Langsung menatap Hanska horor plus muka kasihan bak kelinci kecil.
Hanska tertawa dengan sangat menawan, hingga kedua matanya menyipit. Deena baru sadar jika suaminya itu memiliki lesung di kedua pipinya.
Sejenak dia terpukau dengan menganga, seolah ilernya akan menetes.
"Lap ilermu baby aku tahu aku begitu menawan, seluruh tubuh ini milikmu nikmatilah sepuasnya." Sentak Hanska membuat Deena langsung mengelap bibir seolah apa yang di katakan suaminya benar terjadi.
Tapi bo'ong hayuk.
__ADS_1
"Dih sebeel, siapa juga yang mau!" Bentak Deena berbalik badan langsung keluar dari kamar, tak ingin ketahuan jika dirinya tengah malu kepergok oleh Hanska.
"Hahaha.." Terdengar dari dalam Hanska tertawa meledek.
Tok Tok Tok.
"Masuk." Titah Hanska, saat ini dirinya sudah berkutat kembali dengan berkas.
Tampaklah Arga muncul dari arah pintu.
"Tuan, Mr.
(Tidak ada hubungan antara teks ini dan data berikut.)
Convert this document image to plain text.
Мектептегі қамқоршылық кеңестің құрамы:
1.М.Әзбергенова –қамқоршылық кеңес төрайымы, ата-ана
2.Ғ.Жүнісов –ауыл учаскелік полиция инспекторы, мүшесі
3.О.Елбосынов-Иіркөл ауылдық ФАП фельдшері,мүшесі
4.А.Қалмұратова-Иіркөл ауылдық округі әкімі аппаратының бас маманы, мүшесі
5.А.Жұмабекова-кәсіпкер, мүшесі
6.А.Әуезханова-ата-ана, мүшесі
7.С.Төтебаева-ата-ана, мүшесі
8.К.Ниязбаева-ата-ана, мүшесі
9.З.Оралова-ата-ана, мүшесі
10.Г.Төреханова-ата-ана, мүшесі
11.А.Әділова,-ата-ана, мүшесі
Lincoln sudah akan tiba lima belas menit lagi di restoran." Ucap Arga mengingatkan tuannya.
Hanska mengangguk, berdiri dari duduknya.
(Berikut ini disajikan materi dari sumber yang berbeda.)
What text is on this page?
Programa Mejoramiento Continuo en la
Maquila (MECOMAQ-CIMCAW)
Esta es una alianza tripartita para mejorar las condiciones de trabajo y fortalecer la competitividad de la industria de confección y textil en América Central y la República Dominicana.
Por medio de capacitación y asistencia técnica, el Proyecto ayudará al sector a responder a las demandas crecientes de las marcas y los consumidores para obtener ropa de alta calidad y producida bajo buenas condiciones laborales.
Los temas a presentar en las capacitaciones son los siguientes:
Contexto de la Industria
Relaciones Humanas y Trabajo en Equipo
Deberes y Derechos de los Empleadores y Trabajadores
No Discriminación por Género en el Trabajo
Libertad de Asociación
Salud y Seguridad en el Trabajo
"Baiklah, siapkan mobil, aku akan segera turun." Jawab Hanska.
Arga Mengangguk lalu pamit undur diri.
"Baby, aku akan meeting. Jika kau bosan keluar lah untuk berkeliling." Usul Hanska mengacak rambut Deena, membuat istrinya itu memajukan bibir namun mengangguk semangat.
"Asyikk, udah lama ga jumpa mbak Tamara sama Beliza." Girang Deena mengepalkan tangannya senang.
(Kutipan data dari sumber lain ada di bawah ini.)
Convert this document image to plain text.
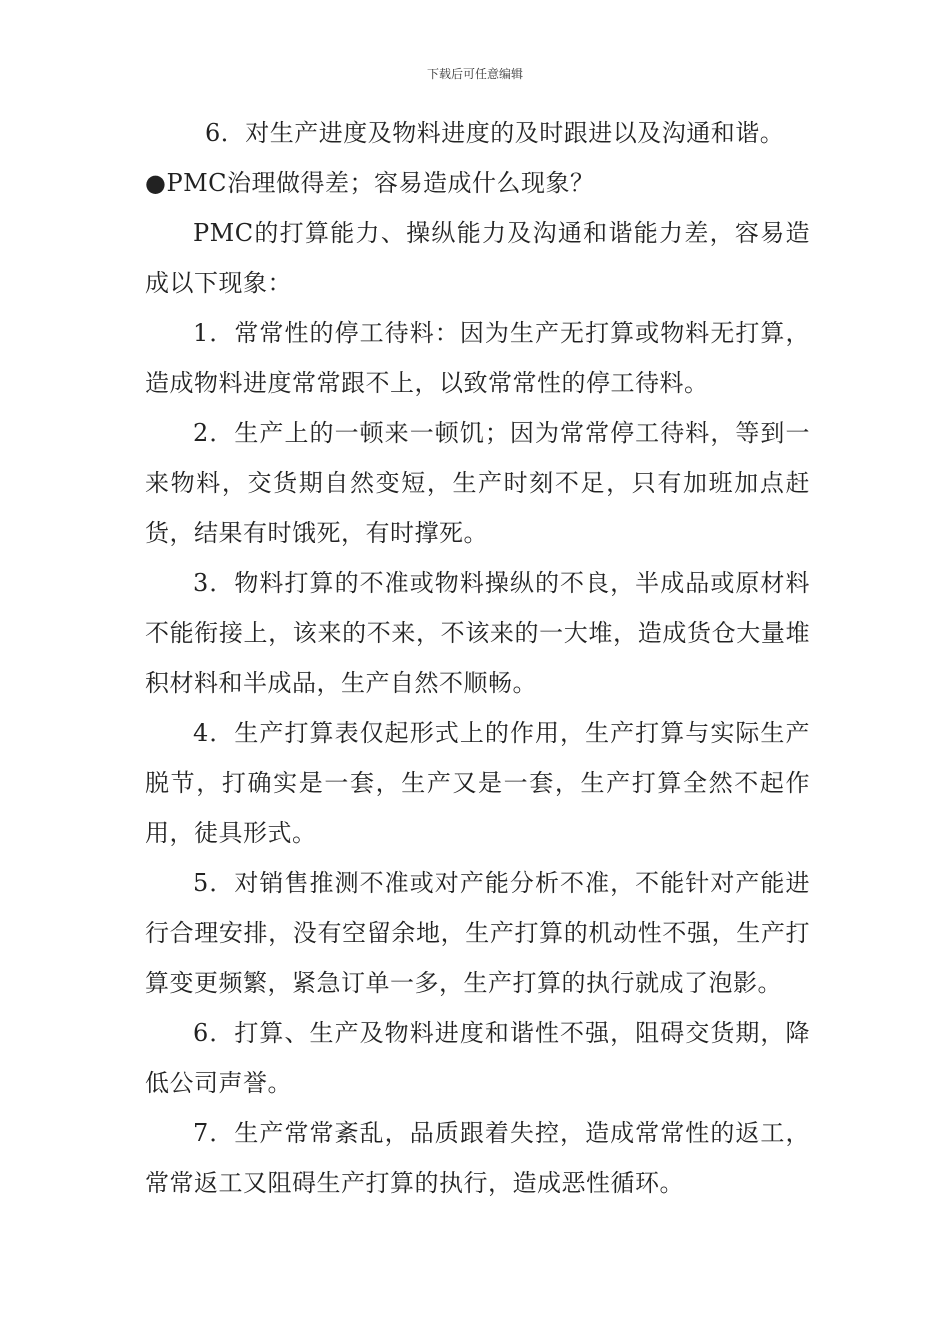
下载后可任意编辑

6．对生产进度及物料进度的及时跟进以及沟通和谐。

●PMC治理做得差；容易造成什么现象？

PMC的打算能力、操纵能力及沟通和谐能力差，容易造成以下现象：

1．常常性的停工待料：因为生产无打算或物料无打算，造成物料进度常常跟不上，以致常常性的停工待料。

2．生产上的一顿来一顿饥；因为常常停工待料，等到一来物料，交货期自然变短，生产时刻不足，只有加班加点赶货，结果有时饿死，有时撑死。

3．物料打算的不准或物料操纵的不良，半成品或原材料不能衔接上，该来的不来，不该来的一大堆，造成货仓大量堆积材料和半成品，生产自然不顺畅。

4．生产打算表仅起形式上的作用，生产打算与实际生产脱节，打确实是一套，生产又是一套，生产打算全然不起作用，徒具形式。

5．对销售推测不准或对产能分析不准，不能针对产能进行合理安排，没有空留余地，生产打算的机动性不强，生产打算变更频繁，紧急订单一多，生产打算的执行就成了泡影。

6．打算、生产及物料进度和谐性不强，阻碍交货期，降低公司声誉。

7．生产常常紊乱，品质跟着失控，造成常常性的返工，常常返工又阻碍生产打算的执行，造成恶性循环。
Hanska mengernyit. "Siapa mereka dan sejak kapan kau dekat dengan orang lain selain pacar Dirga?" Tanya Hanska.
"Ituloh resepsionis lobby kantor, pertama kali kenalan waktu Dee jadi anak magang." Jawab Deena mengingat saat pertama kali dirinya masuk dulu.
"Hmm ya, dulu kau mengataiku banyak sekali." Cibir Hanska membuat Deena terkekeh.
"Bahkan sampe jodohin kita juga prfftt.. kalau mereka tau kita beneran nikah, auto kesedak sampe berdarah hohoho." Jelas Deena panjang lebar tampak semangat.
"Tapi kesian banget sering kena omel sama tante-tante galak dandan an menor itu Hans. Kalau ga salah dia bagian HRD duh yang parah itu bajunya kekecilan banget, kurang bahan lagi, nampak deh lemaknya dimana-mana." Omel Deena bagai anak kecil yang mengadu pada orang tuanya saat melihat hal yang tak disukai.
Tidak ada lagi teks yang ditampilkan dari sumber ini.